La question de la numérisation est complexe car elle touche de nombreux domaines d’activité de la ville et son aspect technologique la rend particulièrement abstraite. En effet, il est plus facile de communiquer sur la création d’une nouvelle place de jeux pour les enfants que sur la mise en œuvre de la technologie big data pour l’élaboration d’indicateurs de mobilité. Aussi, la mise en œuvre d’indicateurs clés de performance peut-elle contribuer à communiquer de façon objective les domaines dans lesquels des progrès sont à réaliser, identifier les bonnes pratiques ou encore collaborer avec d’autres villes.
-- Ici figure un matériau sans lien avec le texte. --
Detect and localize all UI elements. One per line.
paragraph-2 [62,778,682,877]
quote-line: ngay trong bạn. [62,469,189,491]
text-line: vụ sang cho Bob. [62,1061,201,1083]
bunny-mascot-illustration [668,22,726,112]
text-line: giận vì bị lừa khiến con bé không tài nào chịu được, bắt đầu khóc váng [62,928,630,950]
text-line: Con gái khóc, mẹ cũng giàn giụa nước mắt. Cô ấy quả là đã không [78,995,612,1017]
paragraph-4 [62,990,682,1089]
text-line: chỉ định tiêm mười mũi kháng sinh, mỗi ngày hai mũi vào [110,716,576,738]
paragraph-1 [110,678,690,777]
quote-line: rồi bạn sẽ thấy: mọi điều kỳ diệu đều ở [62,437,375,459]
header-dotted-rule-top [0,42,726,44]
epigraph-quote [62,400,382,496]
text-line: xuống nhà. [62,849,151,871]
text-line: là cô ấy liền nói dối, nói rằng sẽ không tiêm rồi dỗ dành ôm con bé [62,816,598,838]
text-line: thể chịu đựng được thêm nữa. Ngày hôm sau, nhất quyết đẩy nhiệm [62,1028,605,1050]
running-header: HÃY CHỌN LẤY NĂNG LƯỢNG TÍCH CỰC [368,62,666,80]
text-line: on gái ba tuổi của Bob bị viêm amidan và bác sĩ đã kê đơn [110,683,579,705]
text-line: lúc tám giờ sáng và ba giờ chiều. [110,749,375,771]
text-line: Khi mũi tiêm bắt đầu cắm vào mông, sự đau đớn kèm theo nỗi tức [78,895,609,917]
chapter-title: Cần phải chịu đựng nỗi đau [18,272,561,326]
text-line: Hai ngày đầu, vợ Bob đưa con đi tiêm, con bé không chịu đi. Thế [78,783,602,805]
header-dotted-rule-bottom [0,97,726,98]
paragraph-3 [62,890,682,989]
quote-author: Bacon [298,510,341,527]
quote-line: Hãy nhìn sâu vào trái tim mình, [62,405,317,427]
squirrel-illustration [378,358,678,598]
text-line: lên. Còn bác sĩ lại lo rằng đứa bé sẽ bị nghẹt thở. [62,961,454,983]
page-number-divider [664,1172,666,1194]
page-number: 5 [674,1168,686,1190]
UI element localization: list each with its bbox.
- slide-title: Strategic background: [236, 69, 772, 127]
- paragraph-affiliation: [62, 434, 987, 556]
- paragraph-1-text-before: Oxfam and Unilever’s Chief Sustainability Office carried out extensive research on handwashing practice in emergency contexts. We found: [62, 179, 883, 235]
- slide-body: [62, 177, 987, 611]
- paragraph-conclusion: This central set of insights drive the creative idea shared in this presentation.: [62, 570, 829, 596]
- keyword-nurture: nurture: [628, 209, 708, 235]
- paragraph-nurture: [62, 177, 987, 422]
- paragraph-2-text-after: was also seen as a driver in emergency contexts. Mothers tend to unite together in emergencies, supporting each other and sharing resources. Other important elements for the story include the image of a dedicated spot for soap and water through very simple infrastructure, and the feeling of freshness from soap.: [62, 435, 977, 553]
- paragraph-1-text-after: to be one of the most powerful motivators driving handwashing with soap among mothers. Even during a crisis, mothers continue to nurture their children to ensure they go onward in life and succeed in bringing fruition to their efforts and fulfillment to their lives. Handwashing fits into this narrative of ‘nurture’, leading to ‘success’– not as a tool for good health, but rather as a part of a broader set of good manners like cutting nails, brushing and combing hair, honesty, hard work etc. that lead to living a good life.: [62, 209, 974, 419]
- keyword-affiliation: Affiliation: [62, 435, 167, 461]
C’est ainsi qu’en avril 2018, la Ville de Pully a été certifiée par l’Union internationale des télécommunications (UIT) dans le cadre de l’initiative « United for smart and sustainable cities » (Unis pour des villes intelligentes et durables) pour esquisser notre degré de numérisation et de durabilité selon la Recommandation UIT-T Y.4903/L.1603. L’UIT collabore étroitement avec l’ISO en matière de normalisation. En novembre de l’année dernière, les deux organisations se sont associées avec la Commission électrotechnique internationale (IEC) pour accueillir le World Smart Cities Forum à Barcelone, en Espagne, afin de débattre des solutions que peuvent apporter les Normes internationales dans l’édification de villes plus efficaces et plus efficientes pour leurs habitants. La Ville de Pully a eu le privilège de participer à l’événement et de se joindre à cette réflexion.
Quelle contribution les normes ISO peuvent-elles apporter aux villes intelligentes ?
Les normes ISO pourraient contribuer à réduire la complexité des projets sur les villes intelligentes, par exemple avec des lignes directrices pour la protection des données ou la mesure du cycle complet de consommation énergétique pour la délivrance d’une prestation. Un autre élément pourrait être de faciliter la certification du management participatif et collaboratif par la mutualisation des investissements et des ressources intellectuelles.
Finalement, l’ISO devrait contribuer à ce que les normes édictées par les différentes organisations convergent ou soient complémentaires ; or, ce point est déjà en cours de réalisation avec le World Smart Cities Forum.